My dd is 3 next month, she's been friends with 2 other little girls since they were all babies, when us mums met at a baby group, but where the other 2 are a bit older than her (by 7 & 8 months) she has always been slightly the odd one out, three's a crowd kind of thing.
When they were younger it was just because they were both walking, talking before her, playing with toys that she wasn't able to grasp yet etc, not a big deal just developmental really.
But now they're older and all at pre school together things have changed and dd tells me they are "mean" to her - saying she can't play with them / won't let her have toys / don't want to sit next to her / they run away pretending she's a scary monster in the playground etc.
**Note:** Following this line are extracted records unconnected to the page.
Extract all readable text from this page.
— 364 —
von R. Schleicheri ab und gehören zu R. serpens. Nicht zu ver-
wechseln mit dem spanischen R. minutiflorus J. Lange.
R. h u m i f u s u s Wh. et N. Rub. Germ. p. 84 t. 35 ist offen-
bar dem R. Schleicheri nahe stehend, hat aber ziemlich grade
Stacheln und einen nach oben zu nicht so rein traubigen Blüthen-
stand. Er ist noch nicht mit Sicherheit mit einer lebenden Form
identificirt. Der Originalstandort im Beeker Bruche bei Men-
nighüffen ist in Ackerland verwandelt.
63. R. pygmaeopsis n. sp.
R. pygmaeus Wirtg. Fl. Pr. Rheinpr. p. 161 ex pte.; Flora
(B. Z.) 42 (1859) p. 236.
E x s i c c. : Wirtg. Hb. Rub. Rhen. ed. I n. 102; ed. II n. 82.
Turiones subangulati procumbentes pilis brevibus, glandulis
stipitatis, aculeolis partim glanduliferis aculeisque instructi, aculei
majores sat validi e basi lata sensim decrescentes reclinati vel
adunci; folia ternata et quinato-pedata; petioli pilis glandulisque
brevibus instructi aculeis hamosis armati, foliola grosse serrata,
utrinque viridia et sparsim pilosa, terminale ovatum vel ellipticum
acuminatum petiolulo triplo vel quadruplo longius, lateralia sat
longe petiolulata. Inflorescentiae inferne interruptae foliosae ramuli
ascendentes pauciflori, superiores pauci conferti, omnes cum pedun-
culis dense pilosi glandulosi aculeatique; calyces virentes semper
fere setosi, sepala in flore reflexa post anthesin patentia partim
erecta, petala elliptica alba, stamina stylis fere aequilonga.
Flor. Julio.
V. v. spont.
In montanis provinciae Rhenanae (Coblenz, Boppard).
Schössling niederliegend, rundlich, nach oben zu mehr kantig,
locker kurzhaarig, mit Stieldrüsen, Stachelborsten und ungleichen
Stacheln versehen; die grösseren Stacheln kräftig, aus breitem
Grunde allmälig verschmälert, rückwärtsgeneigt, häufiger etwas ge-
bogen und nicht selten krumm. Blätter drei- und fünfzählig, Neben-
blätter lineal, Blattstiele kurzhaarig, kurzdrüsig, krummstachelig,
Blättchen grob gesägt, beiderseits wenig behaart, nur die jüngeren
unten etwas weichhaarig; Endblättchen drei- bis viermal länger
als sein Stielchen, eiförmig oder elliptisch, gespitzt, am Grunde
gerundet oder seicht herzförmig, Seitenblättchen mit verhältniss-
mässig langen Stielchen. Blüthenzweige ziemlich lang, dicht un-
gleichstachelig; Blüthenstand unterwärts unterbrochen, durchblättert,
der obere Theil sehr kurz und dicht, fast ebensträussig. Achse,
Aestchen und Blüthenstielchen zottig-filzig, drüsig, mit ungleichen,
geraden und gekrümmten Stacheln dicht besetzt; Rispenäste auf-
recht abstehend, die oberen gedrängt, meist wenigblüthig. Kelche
I have witnessed a few of these things myself around them on playdates, most recently the 2 little girls saying to my dd when she tried to join in "no go away she's MY friend not yours" and hiding & running away from her. The other two my mums are always busy with their new babies and because I'm not I end up the one supervising the 3 girls, so this has mostly gone un-noticed by my friends so far. When she is with just one of them on their own they play fine together and act like good friends!
AIBU to be getting concerned about this? Or is this just normal for 3 year old girls and she just has to tough it out? I don't want it to start denting my dd's confidence, she happily plays with lots of other kids at pre school, I'm encouraging her to move away from the other two and make new friends, and she is, but last week she said one of the two little girls started coming over and butting her out, and getting other kids to join in this "game" where my dd is the monster & they all run away from her screaming - I've seen this in action myself at a party & my poor dd bless her really does think it's a game & complies by being the monster! They will all be going to school together and I'm worried my dd is becoming the target of this behaviour for the future.
She is generally a happy, bright, confident little girl, we have other groups of friends outside of pre school who she plays well with & nobody gets excluded - is it just a pre schol thing? AIBU / over-reacting to be concerned by it??